Capítulo 15. Un asesinato
Después de comer, Alemán durmió la siesta con cierto desasosiego. No se quitaba de la cabeza lo del pobre desgraciado aquel y, sobre todo, el extraño comportamiento de Tornell. ¿Qué había visto en el lugar de los hechos? ¿Por qué se había comportado así? Decidió esperar a que los presos acabaran su jornada y entonces se acercó a la cantina. En la puerta, Tornell leía las cartas a una legión de analfabetos que esperaban haciendo cola para recibir noticias de sus familias.
– Tengo que hablar contigo -le dijo de golpe.
– Buenas noches -contestó él, haciéndole ver que no había sido muy cortés. Tenía la extraña habilidad de hacerle quedar siempre mal.
– Sí, sí… Buenas noches… -apuntó Alemán algo azorado.
Tornell miró la cola y se encogió de hombros como pidiendo excusas. No podía abandonar aquella tarea, parecía obvio.
– Haz tu trabajo, tranquilo. Cuando toquen a silencio te pasas por mi casa. Descuida, avisaré a los guardias. ¿Entendido? -Tornell asintió mirando al capitán con cierta extrañeza.
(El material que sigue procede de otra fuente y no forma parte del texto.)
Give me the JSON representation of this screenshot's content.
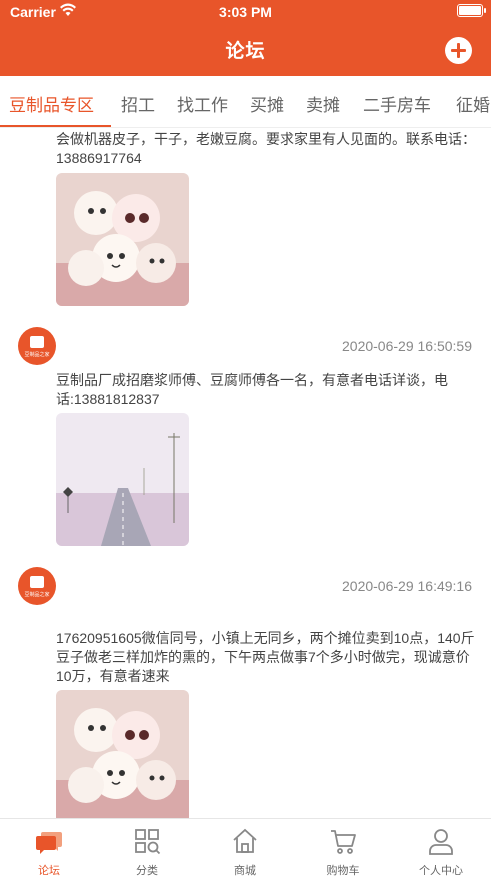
{
  "status_bar": {
    "carrier": "Carrier",
    "time": "3:03 PM"
  },
  "header": {
    "title": "论坛"
  },
  "tabs": [
    "豆制品专区",
    "招工",
    "找工作",
    "买摊",
    "卖摊",
    "二手房车",
    "征婚"
  ],
  "posts": [
    {
      "text": "会做机器皮子，干子，老嫩豆腐。要求家里有人见面的。联系电话：13886917764",
      "image": "marshmallow-image"
    },
    {
      "avatar_label": "豆制品之家",
      "timestamp": "2020-06-29 16:50:59",
      "text": "豆制品厂成招磨浆师傅、豆腐师傅各一名，有意者电话详谈，电话:13881812837",
      "image": "road-image"
    },
    {
      "avatar_label": "豆制品之家",
      "timestamp": "2020-06-29 16:49:16",
      "text": "17620951605微信同号，小镇上无同乡，两个摊位卖到10点，140斤豆子做老三样加炸的熏的，下午两点做事7个多小时做完，现诚意价10万，有意者速来",
      "image": "marshmallow-image"
    }
  ],
  "tabbar": [
    {
      "label": "论坛",
      "icon": "forum-icon"
    },
    {
      "label": "分类",
      "icon": "category-icon"
    },
    {
      "label": "商城",
      "icon": "home-icon"
    },
    {
      "label": "购物车",
      "icon": "cart-icon"
    },
    {
      "label": "个人中心",
      "icon": "user-icon"
    }
  ],
  "colors": {
    "accent": "#e8552a",
    "text": "#444444",
    "muted": "#888888"
  }
}
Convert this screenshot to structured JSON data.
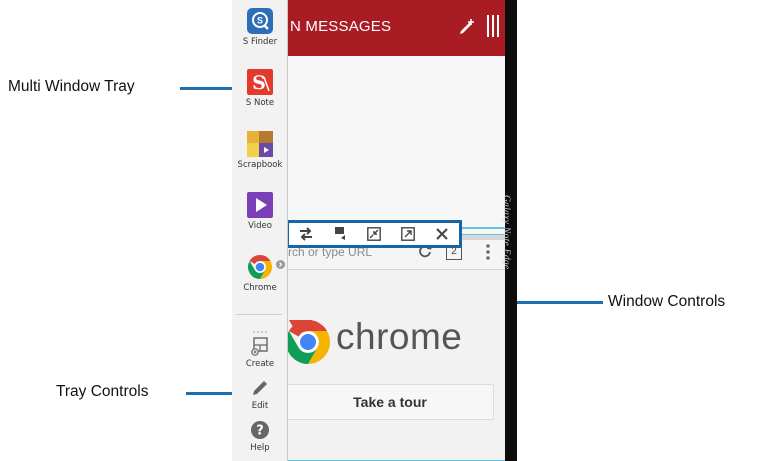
{
  "annotations": {
    "multi_window_tray": "Multi Window Tray",
    "window_controls": "Window Controls",
    "tray_controls": "Tray Controls"
  },
  "messages_app": {
    "title": "N MESSAGES",
    "header_color": "#a91c24"
  },
  "tray": {
    "apps": [
      {
        "label": "S Finder",
        "icon": "s-finder-icon"
      },
      {
        "label": "S Note",
        "icon": "s-note-icon"
      },
      {
        "label": "Scrapbook",
        "icon": "scrapbook-icon"
      },
      {
        "label": "Video",
        "icon": "video-icon"
      },
      {
        "label": "Chrome",
        "icon": "chrome-icon"
      }
    ],
    "controls": [
      {
        "label": "Create",
        "icon": "create-icon"
      },
      {
        "label": "Edit",
        "icon": "edit-icon"
      },
      {
        "label": "Help",
        "icon": "help-icon"
      }
    ]
  },
  "window_controls": {
    "buttons": [
      "switch-windows-icon",
      "drag-content-icon",
      "minimize-window-icon",
      "maximize-window-icon",
      "close-window-icon"
    ],
    "accent": "#1565a7"
  },
  "chrome_app": {
    "url_placeholder": "rch or type URL",
    "tab_count": "2",
    "wordmark": "chrome",
    "tour_button": "Take a tour"
  },
  "device_edge_text": "Galaxy Note Edge"
}
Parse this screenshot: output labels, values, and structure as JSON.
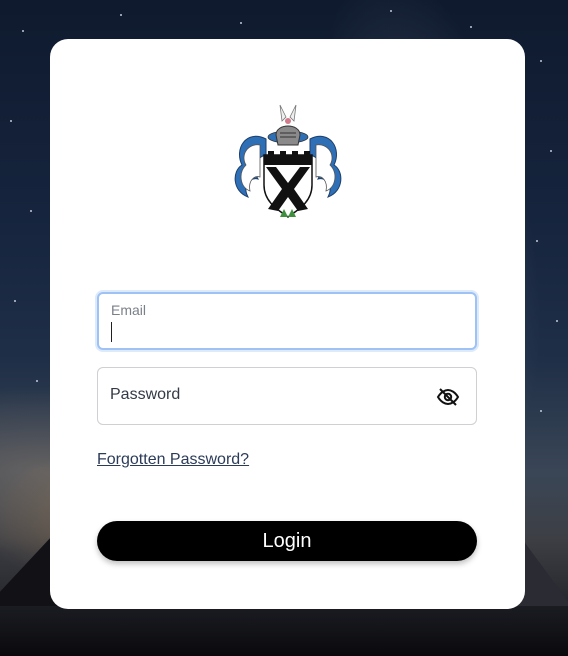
{
  "login_form": {
    "crest_icon": "coat-of-arms-logo",
    "email_label": "Email",
    "email_value": "",
    "password_placeholder": "Password",
    "password_visibility_icon": "eye-slash-icon",
    "forgot_password_label": "Forgotten Password?",
    "login_button_label": "Login"
  },
  "colors": {
    "card_background": "#ffffff",
    "focus_border": "#9fc2f4",
    "button_background": "#000000",
    "link_color": "#2b3b58"
  }
}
De cualquier modo no podía negarse. Era una orden y en los campos de Franco no se desobedecía a los ganadores. Alemán pasó entonces a la cantina y se atizó un par de copas de coñac antes de cenar. Fue al comedor, comió algo con desgana y se fue a casa. Una vez en su humilde morada se sentó en una pequeña butaca junto a la estufa de leña que Venancio había cargado abundantemente y, mientras su ordenanza se echaba en su jergón, se dispuso a leer un rato. Era tarde cuando llamaron a la puerta.
Tornell.
– Adelante -dijo invitándole a entrar.
– Usted dirá…
– Siéntate -ordenó Alemán señalando una silla de esparto en la que, hasta aquel momento, apoyaba sus pies-. ¿Hace un coñac?
El preso miró a su alrededor sin saber qué decir, parecía tener miedo. Venancio roncaba como un bendito. Siempre había tenido esa extraña habilidad, típica en los seres primarios, para hacer lo que tocaba en cada caso: si luchar, luchar; si dormir, dormir y comer cuando era el momento o se podía. No se complicaba la vida, y así le iba bien. Trabajaba mucho, con denuedo y cuidaba de Alemán como una madre.